1. should data center operators look outside? by Peter Judge

    Views and Opinions on Green IT (Apr 26 2010)

    1. should data center operators look outside?  by Peter Judge

      Last week, I chaired a webinar with some data center experts. What came up surprised me. 

      The Efficiency In Data Center Design panel had a good brief: we were set to talk through the role of measurement in making more efficient data centers, discuss how they could be paid for, and wind up with a look at where to find expertise. And we had a good line-up: Pip Squire runs Ark Continuity's interesting data center in Wiltshire which will ultimately use a stone mine and former nuclear bunker for underground cooling, Michalis Grigoratos is a data center expert at engineering firm Halcrow, and Gary Thornton follows data centers at training company Cnet.


      Naturally enough, we looked at the controversy over apparent opposition between ASHRAE's green building standards and PUE (actually a storm in a teacup), and we considered alternative taxation methods to give users an incentive to go greener (CRC versus CCA, something about which I must find out more). 


      For me the most interesting point was when we looked at sources of good practice. I've been hearing about the EU Code of Conduct for Data Centres for some time now, and have been expecting to hear of it gaining ground amongst users, but I now realise that was naive of me. 


      In fact, it appears that most people running data centers rely on their own knowledge, which basically amounts to doing things the way they have always been done. Pip Squire noted how many data centers still have huge backup power specifications, designed for the needs of older IT equipment which took a long while to fail over. Similarly, cooling systems are likely to be specified for lower temperatures than today's equipment need, missing the fact that manufacturers have become greener by making kit that can safely be run at warmer temperatures. 


      In all walks of life, codes of conduct always take a while to be brought into use, and are not always welcomed.

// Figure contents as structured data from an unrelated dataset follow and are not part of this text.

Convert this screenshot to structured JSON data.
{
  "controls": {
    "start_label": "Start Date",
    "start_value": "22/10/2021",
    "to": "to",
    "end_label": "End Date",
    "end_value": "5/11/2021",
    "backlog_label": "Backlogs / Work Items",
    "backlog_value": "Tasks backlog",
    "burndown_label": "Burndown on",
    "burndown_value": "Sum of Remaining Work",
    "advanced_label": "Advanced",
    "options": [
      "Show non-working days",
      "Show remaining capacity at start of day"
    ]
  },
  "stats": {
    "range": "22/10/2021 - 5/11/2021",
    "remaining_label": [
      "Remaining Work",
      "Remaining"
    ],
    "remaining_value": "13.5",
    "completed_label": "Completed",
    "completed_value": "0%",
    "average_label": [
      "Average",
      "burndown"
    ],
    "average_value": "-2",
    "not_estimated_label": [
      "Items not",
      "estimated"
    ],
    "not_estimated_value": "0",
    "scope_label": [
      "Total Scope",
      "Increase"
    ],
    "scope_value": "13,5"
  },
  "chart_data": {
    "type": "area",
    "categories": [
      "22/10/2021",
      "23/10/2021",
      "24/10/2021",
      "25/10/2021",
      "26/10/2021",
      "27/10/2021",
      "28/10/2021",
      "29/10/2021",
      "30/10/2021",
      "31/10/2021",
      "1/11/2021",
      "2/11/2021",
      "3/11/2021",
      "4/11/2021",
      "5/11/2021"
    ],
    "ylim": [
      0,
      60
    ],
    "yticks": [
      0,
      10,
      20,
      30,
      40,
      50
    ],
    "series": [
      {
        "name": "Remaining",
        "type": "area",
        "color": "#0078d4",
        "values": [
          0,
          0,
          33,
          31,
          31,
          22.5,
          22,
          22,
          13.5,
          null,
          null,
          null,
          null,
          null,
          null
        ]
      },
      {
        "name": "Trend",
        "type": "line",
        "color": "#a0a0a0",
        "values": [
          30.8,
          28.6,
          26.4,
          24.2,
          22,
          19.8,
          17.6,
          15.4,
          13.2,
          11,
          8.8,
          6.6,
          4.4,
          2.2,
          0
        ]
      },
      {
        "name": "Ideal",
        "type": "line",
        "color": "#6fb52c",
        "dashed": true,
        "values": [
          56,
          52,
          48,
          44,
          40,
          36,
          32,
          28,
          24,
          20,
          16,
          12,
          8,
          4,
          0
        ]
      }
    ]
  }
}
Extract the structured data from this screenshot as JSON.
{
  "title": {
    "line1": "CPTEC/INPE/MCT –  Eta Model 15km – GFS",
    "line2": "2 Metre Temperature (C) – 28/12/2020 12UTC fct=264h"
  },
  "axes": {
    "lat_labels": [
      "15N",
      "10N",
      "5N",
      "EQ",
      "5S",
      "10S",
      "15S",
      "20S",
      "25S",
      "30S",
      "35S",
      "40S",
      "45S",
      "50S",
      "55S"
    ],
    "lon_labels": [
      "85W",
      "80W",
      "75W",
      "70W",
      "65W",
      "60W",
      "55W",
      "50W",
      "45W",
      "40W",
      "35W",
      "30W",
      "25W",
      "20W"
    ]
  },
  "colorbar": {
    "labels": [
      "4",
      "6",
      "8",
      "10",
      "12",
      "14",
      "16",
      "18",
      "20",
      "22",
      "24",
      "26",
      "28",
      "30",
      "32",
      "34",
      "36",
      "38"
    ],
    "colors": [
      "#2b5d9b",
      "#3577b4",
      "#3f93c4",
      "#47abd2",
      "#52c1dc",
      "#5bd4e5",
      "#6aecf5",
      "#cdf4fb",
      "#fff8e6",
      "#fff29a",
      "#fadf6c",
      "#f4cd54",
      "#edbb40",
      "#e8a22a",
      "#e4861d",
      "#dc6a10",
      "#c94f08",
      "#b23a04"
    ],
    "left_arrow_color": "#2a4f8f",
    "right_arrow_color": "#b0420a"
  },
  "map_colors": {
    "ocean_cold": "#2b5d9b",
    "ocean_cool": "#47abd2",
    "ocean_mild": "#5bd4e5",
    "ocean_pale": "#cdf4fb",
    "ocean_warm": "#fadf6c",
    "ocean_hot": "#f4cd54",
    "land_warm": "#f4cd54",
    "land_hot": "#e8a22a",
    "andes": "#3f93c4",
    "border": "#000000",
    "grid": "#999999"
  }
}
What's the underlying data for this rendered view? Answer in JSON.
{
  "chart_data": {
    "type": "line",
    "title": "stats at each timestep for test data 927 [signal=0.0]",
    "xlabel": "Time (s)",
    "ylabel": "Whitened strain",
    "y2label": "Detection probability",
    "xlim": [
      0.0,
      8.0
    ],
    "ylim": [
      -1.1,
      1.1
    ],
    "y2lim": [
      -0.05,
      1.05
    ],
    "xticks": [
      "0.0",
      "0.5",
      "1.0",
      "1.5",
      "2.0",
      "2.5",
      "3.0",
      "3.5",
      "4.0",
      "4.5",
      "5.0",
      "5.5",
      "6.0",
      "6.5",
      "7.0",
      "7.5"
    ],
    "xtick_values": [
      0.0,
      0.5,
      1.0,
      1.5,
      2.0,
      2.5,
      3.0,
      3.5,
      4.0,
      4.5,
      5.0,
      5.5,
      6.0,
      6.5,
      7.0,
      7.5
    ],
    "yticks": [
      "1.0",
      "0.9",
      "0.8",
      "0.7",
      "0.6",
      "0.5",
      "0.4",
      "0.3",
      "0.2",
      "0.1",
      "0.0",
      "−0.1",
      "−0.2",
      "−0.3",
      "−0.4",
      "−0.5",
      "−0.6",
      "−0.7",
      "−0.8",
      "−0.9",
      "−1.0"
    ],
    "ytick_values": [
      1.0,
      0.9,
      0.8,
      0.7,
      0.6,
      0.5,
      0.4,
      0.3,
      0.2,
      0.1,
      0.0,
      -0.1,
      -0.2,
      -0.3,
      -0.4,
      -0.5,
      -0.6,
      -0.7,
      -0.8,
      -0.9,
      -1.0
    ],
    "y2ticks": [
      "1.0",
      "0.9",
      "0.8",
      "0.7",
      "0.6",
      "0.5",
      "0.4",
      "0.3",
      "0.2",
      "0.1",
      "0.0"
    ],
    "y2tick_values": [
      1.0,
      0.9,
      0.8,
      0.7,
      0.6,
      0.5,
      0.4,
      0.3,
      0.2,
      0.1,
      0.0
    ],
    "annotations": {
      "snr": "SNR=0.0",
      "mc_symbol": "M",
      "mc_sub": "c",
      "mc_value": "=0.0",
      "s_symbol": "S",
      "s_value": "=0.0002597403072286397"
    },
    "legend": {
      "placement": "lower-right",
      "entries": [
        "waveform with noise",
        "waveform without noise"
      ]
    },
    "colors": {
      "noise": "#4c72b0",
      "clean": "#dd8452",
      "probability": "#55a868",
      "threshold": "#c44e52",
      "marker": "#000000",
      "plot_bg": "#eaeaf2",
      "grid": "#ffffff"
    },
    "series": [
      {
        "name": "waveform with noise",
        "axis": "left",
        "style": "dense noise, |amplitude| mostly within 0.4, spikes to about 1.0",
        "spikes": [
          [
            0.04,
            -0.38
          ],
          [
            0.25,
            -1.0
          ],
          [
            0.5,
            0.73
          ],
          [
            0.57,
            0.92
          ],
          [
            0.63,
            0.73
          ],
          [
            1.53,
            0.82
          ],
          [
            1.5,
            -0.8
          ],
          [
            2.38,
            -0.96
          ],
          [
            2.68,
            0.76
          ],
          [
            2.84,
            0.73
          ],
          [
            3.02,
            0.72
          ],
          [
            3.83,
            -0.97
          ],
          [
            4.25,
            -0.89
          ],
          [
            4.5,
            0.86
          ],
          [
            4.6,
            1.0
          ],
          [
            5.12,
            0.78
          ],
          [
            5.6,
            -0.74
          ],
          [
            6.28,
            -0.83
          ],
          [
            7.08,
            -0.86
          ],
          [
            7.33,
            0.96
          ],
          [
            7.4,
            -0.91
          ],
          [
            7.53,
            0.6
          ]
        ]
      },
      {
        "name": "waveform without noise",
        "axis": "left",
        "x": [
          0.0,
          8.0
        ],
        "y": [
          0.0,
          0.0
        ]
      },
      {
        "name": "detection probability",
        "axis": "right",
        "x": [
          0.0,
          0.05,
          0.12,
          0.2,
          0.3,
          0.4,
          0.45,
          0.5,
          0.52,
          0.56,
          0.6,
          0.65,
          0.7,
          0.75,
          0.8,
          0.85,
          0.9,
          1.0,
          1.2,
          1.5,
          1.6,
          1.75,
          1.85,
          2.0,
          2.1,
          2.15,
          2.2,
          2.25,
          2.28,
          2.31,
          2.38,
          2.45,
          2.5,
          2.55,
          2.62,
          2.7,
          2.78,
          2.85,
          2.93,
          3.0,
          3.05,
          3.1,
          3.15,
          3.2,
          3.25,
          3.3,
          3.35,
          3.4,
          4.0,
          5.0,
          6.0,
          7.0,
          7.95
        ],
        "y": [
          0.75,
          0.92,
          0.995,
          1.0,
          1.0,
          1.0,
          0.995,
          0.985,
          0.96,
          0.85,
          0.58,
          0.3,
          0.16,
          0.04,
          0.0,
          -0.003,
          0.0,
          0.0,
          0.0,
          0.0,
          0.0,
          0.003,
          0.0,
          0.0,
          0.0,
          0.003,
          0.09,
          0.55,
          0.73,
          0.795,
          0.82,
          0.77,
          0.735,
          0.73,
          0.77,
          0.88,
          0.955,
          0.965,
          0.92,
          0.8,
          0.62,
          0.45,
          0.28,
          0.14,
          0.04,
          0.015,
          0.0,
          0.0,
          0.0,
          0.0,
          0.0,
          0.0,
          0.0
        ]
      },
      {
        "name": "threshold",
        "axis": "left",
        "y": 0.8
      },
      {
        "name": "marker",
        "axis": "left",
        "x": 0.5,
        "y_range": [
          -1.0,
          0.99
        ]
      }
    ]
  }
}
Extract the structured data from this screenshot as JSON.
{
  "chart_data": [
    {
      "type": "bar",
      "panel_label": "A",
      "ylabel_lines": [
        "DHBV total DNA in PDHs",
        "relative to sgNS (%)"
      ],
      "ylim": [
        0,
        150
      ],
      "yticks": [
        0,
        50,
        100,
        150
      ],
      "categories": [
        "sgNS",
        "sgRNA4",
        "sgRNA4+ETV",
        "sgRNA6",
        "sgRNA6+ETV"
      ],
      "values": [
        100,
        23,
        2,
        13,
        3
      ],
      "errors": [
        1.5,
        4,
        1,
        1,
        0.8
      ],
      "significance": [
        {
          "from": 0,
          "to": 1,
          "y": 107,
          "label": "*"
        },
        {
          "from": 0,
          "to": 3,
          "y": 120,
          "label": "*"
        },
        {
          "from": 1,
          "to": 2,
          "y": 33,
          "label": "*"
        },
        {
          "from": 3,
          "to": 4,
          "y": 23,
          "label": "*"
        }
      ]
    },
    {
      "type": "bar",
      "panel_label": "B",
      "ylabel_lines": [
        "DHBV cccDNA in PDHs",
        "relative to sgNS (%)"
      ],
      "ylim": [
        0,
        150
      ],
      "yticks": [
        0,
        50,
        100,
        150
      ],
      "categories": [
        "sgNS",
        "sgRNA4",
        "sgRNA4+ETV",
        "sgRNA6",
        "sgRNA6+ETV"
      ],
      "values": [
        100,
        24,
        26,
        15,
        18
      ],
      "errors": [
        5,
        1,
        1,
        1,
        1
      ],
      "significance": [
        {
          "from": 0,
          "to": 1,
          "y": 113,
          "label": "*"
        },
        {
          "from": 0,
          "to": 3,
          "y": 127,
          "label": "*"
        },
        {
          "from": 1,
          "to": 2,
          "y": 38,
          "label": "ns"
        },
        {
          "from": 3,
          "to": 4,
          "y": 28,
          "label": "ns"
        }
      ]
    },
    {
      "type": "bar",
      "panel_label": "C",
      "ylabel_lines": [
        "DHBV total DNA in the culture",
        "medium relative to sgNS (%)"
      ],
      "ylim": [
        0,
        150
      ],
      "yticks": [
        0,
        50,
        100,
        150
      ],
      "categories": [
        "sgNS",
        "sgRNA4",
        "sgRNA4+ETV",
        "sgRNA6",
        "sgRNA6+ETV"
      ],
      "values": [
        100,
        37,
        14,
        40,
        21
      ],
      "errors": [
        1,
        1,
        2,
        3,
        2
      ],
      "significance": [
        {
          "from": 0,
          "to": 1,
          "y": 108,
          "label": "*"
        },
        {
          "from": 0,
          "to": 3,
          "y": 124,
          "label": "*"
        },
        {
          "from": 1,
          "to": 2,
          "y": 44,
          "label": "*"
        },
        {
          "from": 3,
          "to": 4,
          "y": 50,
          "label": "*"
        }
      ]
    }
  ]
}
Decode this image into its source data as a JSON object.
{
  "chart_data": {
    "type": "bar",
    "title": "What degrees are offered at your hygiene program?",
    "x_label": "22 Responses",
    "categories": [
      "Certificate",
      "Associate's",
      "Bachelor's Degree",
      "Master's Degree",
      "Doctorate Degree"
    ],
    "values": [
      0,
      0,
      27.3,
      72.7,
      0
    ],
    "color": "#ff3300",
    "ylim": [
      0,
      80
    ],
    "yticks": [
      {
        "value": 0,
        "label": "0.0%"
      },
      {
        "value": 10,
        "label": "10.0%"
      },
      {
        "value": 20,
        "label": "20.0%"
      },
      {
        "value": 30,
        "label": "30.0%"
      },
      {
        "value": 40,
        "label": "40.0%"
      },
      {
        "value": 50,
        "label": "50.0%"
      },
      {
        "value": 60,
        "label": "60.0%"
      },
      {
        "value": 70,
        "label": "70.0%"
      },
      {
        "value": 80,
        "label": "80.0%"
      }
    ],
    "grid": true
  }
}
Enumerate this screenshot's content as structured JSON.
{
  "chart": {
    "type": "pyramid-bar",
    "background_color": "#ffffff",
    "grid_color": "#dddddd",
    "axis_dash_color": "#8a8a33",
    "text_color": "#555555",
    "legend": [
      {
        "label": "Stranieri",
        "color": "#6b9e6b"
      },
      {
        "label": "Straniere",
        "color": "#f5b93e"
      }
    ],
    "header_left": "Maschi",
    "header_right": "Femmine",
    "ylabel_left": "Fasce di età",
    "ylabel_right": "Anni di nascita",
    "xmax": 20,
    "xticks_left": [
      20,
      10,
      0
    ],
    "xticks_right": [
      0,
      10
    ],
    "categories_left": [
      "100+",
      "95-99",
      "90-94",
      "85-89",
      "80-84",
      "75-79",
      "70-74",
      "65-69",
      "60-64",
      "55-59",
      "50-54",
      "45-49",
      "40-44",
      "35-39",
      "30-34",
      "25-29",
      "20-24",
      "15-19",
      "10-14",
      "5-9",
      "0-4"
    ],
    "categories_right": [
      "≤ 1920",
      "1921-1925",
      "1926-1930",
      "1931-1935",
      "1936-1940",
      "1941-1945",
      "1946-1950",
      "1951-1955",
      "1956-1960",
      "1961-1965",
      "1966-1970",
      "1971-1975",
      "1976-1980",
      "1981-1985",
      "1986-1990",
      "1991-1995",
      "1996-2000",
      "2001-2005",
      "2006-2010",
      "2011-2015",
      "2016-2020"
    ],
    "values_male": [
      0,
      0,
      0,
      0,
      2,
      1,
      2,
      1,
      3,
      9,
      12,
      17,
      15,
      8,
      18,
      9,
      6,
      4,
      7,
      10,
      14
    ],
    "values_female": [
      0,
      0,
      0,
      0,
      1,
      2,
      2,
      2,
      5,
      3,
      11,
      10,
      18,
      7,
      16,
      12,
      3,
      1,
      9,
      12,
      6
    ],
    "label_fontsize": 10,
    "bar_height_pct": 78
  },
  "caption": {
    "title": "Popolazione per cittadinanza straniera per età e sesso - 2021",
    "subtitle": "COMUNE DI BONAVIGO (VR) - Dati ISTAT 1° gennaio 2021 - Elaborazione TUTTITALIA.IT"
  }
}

All too often they are publicly welcomed and quietly ignored until they go away. 


      Gary Thornton argued strongly in favour of the EU Code - and we'd have to acknowledge that for Cnet a code like that, and related certification, is an opportunity to sell more training. But even as he spoke, we were running a vote among the audience, and the figure backing the EU code only crept up as high as 23 percent, and this was amongst an audience pre-selected by the fact that it was interested enough in the subject to sit through an hour's webinar on the subject. 


      I've never been a data center manager, and I'm guessing there are good reasons why they would mistrust codes imposed from outside (as they did with the ASHRAE regulations). but I'd be interested to know whether there are specific reasons to take a cool view on the EU code of conduct.